Previous work has shown that proximal promoter IL10 haplotypes alter IL-10 secretion as well as expression of the gene.^26,27  In our haplotype analysis, we determined that SNPs either in the promoter or in linkage disequilibrium (LD) with those tested in our study, were associated with risk for NHL. It is notable that the same IL10 promoter haplotypes have been associated with a number of immune-mediated diseases, including progression of HIV infection and autoimmune diseases such as lupus erythematosus, graft-versus-host disease following marrow transplantation, and asthma, providing supportive evidence that common genetic variation in the IL10 genes could influence disease susceptibility further.^40-44 

The other noteworthy finding in our study was that variation in the IL4 gene is associated with risk of all NHL, particularly T-cell lymphoma.
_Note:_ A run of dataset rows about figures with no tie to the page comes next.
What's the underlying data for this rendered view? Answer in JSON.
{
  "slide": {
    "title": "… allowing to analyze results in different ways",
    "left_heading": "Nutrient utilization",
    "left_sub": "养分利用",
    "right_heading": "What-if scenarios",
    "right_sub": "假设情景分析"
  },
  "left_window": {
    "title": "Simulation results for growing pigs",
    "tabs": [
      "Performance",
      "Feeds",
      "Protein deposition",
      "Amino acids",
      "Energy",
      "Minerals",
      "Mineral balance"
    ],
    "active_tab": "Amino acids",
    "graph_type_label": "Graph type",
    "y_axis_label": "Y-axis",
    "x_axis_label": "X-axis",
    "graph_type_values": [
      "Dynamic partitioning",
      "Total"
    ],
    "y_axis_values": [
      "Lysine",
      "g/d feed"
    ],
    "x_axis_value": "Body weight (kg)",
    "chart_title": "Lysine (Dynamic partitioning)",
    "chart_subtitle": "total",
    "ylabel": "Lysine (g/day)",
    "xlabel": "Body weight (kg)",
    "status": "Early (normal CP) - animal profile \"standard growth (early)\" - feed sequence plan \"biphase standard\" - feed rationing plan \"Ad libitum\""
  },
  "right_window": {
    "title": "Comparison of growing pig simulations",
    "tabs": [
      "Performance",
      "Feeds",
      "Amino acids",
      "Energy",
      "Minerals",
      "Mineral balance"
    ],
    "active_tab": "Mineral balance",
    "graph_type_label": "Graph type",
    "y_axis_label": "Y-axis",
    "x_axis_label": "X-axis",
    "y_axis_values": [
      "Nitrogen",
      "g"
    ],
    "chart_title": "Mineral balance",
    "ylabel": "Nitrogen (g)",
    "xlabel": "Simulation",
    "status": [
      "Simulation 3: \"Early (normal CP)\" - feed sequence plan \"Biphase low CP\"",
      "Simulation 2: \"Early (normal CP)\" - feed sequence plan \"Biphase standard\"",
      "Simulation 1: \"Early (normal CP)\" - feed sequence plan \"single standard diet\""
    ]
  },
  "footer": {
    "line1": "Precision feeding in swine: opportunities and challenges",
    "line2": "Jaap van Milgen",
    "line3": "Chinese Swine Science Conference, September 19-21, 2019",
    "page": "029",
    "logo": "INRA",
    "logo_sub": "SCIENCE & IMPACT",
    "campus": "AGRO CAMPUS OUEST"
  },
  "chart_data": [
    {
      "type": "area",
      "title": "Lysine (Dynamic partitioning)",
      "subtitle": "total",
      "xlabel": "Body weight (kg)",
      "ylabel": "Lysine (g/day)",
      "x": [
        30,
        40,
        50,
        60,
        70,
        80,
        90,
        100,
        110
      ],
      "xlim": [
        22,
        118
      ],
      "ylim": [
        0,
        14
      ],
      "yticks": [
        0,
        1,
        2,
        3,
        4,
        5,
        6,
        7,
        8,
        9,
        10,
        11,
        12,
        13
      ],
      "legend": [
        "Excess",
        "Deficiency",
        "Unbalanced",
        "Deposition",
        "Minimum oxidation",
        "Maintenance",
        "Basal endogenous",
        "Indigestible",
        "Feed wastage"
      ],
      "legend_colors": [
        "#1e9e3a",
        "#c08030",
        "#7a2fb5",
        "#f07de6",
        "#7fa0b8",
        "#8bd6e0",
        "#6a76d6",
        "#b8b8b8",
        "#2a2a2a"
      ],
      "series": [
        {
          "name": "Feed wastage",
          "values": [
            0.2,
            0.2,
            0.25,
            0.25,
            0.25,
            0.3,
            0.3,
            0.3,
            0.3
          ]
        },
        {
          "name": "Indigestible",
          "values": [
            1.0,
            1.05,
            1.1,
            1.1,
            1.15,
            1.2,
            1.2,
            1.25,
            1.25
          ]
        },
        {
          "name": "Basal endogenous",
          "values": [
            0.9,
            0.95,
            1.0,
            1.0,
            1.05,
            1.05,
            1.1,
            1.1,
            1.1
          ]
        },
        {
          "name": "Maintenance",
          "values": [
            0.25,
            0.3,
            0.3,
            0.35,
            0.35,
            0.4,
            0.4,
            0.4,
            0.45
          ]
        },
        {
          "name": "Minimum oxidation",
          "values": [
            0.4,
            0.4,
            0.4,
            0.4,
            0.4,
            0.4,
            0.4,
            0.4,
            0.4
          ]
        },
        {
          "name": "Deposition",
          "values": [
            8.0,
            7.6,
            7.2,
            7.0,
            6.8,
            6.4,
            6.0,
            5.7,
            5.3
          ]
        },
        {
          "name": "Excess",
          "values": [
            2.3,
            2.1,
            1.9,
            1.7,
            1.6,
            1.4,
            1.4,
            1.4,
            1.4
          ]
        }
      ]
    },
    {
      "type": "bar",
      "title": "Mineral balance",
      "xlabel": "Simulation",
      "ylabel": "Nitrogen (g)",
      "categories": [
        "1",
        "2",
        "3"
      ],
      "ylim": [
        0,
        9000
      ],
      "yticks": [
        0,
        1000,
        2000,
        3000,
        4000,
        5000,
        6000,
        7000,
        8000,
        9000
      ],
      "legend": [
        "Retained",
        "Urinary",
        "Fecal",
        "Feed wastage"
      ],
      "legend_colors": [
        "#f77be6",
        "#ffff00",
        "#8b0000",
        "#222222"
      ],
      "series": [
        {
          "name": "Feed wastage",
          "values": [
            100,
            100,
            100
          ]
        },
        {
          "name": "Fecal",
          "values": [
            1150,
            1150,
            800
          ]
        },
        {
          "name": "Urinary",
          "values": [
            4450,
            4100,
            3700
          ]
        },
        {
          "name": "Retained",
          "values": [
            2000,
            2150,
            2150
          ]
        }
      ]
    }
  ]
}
Although the number of T-cell lymphoma cases in our study was small, the effect was striking and merits follow-up in one of the large international consortia. These results are intriguing because IL4 plays a key role in the proliferation of T cells.^2,7,45-47  The IL4 promoter SNPs and haplotypes have been associated with juvenile idiopathic arthritis, severity of infection with respiratory syncytial virus in young children, asthma, fungal infection with Candida albicans in patients with leukemia, atopy, and inflammatory bowel disease.^48-53  Further, this same IL4 promoter haplotype has been shown to alter gene expression in vivo and in vitro.^25,54  The observation that an SNP in the IL4R gene was associated with increased risk of T-cell lymphoma also underscores the importance of regulating the Th1/Th2 balance. Previous work reported that genetic variants in IL4R can affect signal transduction and the level of gene expression of IL4R.^21,55 

In summary, we report that common genetic variants in 2 key genes of the Th2 pathway, namely, IL10 and IL4, could be associated with the risk of NHL and possibly one or more of the major subtypes. It is notable that Th2 cytokines have pleiotropic functions, including modulating the inflammatory process and response to viral infection and other agents, as well as function as autocrine growth factors.^56-58  Our results raise the possibility that a shift in the balance of the Th1/Th2 response caused by genetic variants in key cytokine genes could have important consequences for the pathogenesis of NHL. More extensive genomic analysis of the genes evaluated here, as well as additional genes in the Th2 pathway, is warranted. These findings, although intriguing, require replication in larger studies and ultimately in pooled analyses.

We gratefully acknowledge the assistance of Peter Hui (Information Management Services, Silver Spring, MD) for programming support.